According to U.S. Citizenship and Immigration Services, a K-1 nonimmigrant visa is what your fiancé needs to travel to the United States to marry you.
Who is eligible for a fiancé visa
You need to be a legal U.S. citizen and an adult to seek a fiancé visa for your loved one. You and your betrothed may not already be in marriages, and you also need to confirm that you met in person at least one time within the two years before you made your request for a visa.
However, you may be able to avoid the “meet in person” requirement if meeting face-to-face would have violated long-established cultural or social customs you or your fiancé practice. You may also be able to avoid meeting in person if doing so would cause you “extreme hardship.”
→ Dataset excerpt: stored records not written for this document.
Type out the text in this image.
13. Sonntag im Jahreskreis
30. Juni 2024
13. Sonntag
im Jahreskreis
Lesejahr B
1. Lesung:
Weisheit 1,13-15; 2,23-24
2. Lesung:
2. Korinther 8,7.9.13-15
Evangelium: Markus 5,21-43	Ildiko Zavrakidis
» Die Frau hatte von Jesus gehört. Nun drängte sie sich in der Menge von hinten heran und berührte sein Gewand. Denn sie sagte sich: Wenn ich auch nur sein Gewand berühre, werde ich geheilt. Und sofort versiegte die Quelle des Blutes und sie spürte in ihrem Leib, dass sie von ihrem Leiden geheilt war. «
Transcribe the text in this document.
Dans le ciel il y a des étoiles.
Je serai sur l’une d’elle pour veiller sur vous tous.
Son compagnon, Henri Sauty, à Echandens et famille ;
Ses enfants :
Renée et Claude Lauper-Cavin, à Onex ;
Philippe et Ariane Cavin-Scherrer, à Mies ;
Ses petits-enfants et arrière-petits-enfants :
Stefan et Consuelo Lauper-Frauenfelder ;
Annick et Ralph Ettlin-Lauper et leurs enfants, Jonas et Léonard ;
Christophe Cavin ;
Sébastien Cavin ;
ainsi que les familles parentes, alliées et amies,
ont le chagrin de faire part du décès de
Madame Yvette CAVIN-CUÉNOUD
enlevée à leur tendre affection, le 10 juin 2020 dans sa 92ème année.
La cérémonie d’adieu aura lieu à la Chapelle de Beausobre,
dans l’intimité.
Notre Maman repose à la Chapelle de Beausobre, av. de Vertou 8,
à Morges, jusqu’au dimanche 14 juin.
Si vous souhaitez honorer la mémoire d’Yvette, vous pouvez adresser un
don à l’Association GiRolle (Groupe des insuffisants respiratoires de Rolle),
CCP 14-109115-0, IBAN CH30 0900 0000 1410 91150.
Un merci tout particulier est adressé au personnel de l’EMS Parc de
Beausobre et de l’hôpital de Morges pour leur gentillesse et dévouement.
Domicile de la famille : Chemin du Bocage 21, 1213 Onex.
When you have to marry under the terms of a fiancé visa
Once your fiancé arrives on U.S. soil, the two of you must wed within 90 days. Otherwise, the fiancé visa expires, and there is no real way to extend it. Failing to marry, but having your fiancé remain in the United States, anyway, may result in USCIS deporting your fiancé for good.
If the person you plan to marry has minor children, you may be able to secure K-2 immigrant visas that would allow those children to move to the United States, too.